I suppose now I'm getting to how I engaged and how I engage with the disaffected.
  • I don't engage much, now. I engaged most when I was trying to figure out what I thought on dozens of issues. Now it's mostly just with loved ones.
  • I try to be willing to validate emotions. I'm convinced emotions are real and matter. When a person feels betrayed or angry, that is really how they feel. There are real reasons for it or causes of it. Their perception is a valid reality whether I share that reality or not. I don't get to say people are wrong for experiencing their own experiences.
  • I try to be informed and validate factual observations that are unflattering to Mormonism. If you are my close friend, I might even tell you I think something you think is evil is evil.
  • I try to assume the best of every party--present or not, public figure or private individual. I want people to think I'm thoughtful, loving, principled, etc. So yes, I spin news and arguments to make everyone look as good as I can.
  • I share and write criticism when I feel like I need to. But when it's criticism, I sit on it for a while to see if I really feel like saying it and if I can say it in more understanding ways.
  • I share and write apologetics when I feel like it. I hope I'm rarely insensitive, but I like explaining ideas I think are valuable and comparing them with alternative ideas.

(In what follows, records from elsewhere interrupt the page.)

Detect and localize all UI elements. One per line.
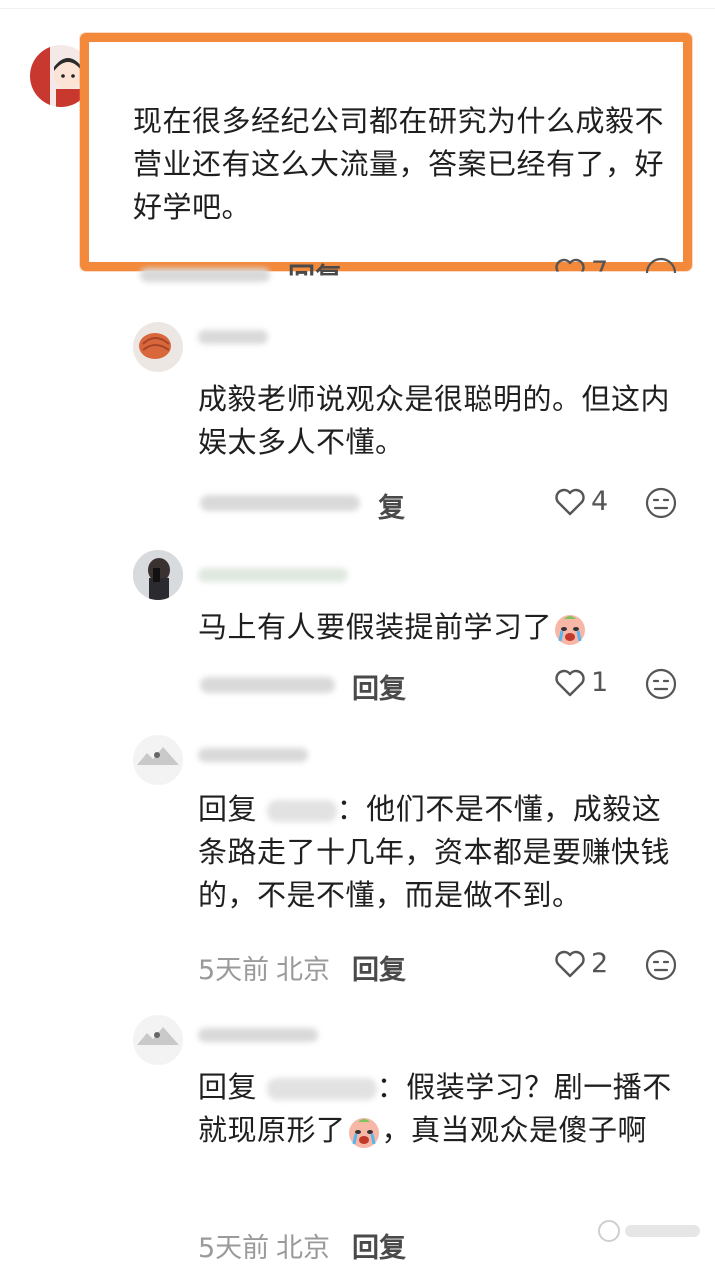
reply-button[interactable]: 回复 xyxy=(288,256,342,276)
avatar[interactable] xyxy=(133,550,183,600)
like-count: 1 xyxy=(591,667,609,698)
reply-button[interactable]: 回复 xyxy=(352,1226,406,1265)
username-redacted xyxy=(198,568,348,582)
emoji-face-icon[interactable] xyxy=(644,667,678,701)
like-button[interactable]: 2 xyxy=(555,948,608,979)
comment-location: 北京 xyxy=(276,955,330,986)
comment-text: 马上有人要假装提前学习了 xyxy=(198,606,698,649)
like-button[interactable]: 4 xyxy=(555,486,608,517)
comment-text-tail: ，真当观众是傻子啊 xyxy=(381,1113,648,1147)
avatar[interactable] xyxy=(133,1015,183,1065)
reply-button[interactable]: 复 xyxy=(378,486,405,525)
reply-button[interactable]: 回复 xyxy=(352,948,406,987)
emoji-face-icon[interactable] xyxy=(644,948,678,982)
reply-button[interactable]: 回复 xyxy=(352,667,406,706)
reply-prefix: 回复 xyxy=(198,1070,258,1104)
avatar-person-icon xyxy=(133,550,183,600)
like-count: 4 xyxy=(591,486,609,517)
like-count: 2 xyxy=(591,948,609,979)
avatar-landscape-icon xyxy=(133,735,183,785)
avatar-food-icon xyxy=(133,322,183,372)
heart-outline-icon xyxy=(555,950,585,977)
top-divider xyxy=(0,8,715,9)
watermark-logo xyxy=(595,1216,705,1246)
username-redacted xyxy=(198,748,308,762)
comment-time: 5天前 xyxy=(198,1233,270,1264)
comment-text-content: 马上有人要假装提前学习了 xyxy=(198,610,553,644)
like-count: 7 xyxy=(591,256,609,287)
username-redacted xyxy=(198,330,268,344)
heart-outline-icon xyxy=(555,258,585,272)
comment-text: 现在很多经纪公司都在研究为什么成毅不营业还有这么大流量，答案已经有了，好好学吧。 xyxy=(133,104,665,224)
like-button[interactable]: 7 xyxy=(555,256,609,287)
emoji-face-icon[interactable] xyxy=(644,256,678,290)
username-redacted xyxy=(198,1028,318,1042)
comment-text: 回复 ：假装学习？剧一播不就现原形了 ，真当观众是傻子啊 xyxy=(198,1066,693,1152)
avatar-landscape-icon xyxy=(133,1015,183,1065)
mention-redacted[interactable] xyxy=(266,800,337,822)
mention-redacted[interactable] xyxy=(266,1078,377,1100)
crying-emoji-icon xyxy=(555,615,586,645)
comment-meta-redacted xyxy=(200,495,360,511)
comment-location: 北京 xyxy=(276,1233,330,1264)
reply-prefix: 回复 xyxy=(198,792,258,826)
comment-meta-redacted xyxy=(140,268,270,282)
emoji-face-icon[interactable] xyxy=(644,486,678,520)
comment-time: 5天前 xyxy=(198,955,270,986)
like-button[interactable]: 1 xyxy=(555,667,608,698)
heart-outline-icon xyxy=(555,669,585,696)
heart-outline-icon xyxy=(555,488,585,515)
comment-text: 成毅老师说观众是很聪明的。但这内娱太多人不懂。 xyxy=(198,382,671,459)
avatar[interactable] xyxy=(133,322,183,372)
comment-meta-redacted xyxy=(200,677,335,693)
avatar[interactable] xyxy=(133,735,183,785)
crying-emoji-icon xyxy=(348,1118,379,1148)
comment-text: 回复 ：他们不是不懂，成毅这条路走了十几年，资本都是要赚快钱的，不是不懂，而是做… xyxy=(198,788,688,917)
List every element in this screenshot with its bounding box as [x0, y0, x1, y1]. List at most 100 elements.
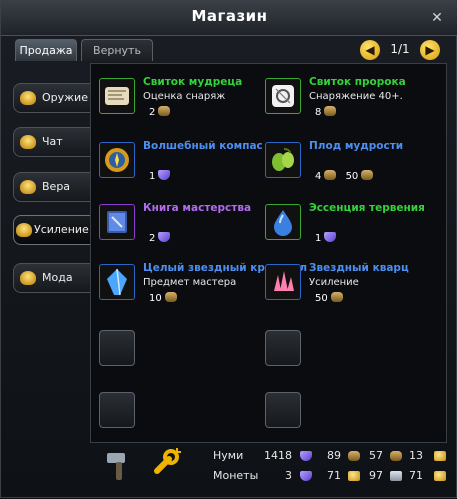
item-name: Плод мудрости — [309, 140, 404, 152]
tab-buyback[interactable]: Вернуть — [81, 39, 153, 61]
bag-currency-icon — [348, 451, 360, 461]
empty-slot[interactable] — [99, 392, 135, 428]
blue-crystal-icon — [99, 264, 135, 300]
numi-value-primary: 1418 — [264, 449, 292, 462]
bag-currency-icon — [324, 170, 337, 180]
wrench-plus-icon[interactable] — [147, 445, 187, 483]
book-icon — [99, 204, 135, 240]
item-price-value: 50 — [315, 293, 328, 304]
silver-coin-icon — [390, 471, 402, 481]
shop-item[interactable]: Целый звездный кристалл Предмет мастера … — [93, 254, 307, 312]
category-fashion[interactable]: Мода — [13, 263, 95, 293]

  • Mostly with all of this I just tell my story. Sometimes my story is an attempted logical argument. Sometimes it's an emotional plea. But I try to show real respect that others can have different, morally justified, stories.
  • When I disagree and feel like it needs to be said--maybe because I imagine there is an impressionable audience--I try to disagree pleasantly and not worry about winning a debate. I try to bow out considerately and let others have the last say (except to maybe show that I heard and understand what they said)--most of the time. I'm convinced that's as effective as debating for influencing people in most settings.
  • I post my thoughts mostly on blogs where people have to actually go a little out of the way to read my full thoughts. I love it when people listen to me or read my words, but they need space for their words, too. They also need space to not care about me. Especially since, you know, I'm a white, heterosexual, educated, lifetime Mormon, American male. That doesn't mean my voice doesn't count, but my life is pretty well represented in the Bloggernacle. I need to be willing to step out of the spotlight, however much I love an audience.
I love several disaffected Mormons. Not just like. So I'm sensitive to their feelings. I love many whole-life committed LDSs. So I'm sensitive to their feelings. I don't always act sensitively, but I feel remorse when I realize a slight. I muddle on and keep trying to love both groups. Sometimes it's easier for me to love one more than the other, but mostly I'm just learning how to be comfortable perpetually in between.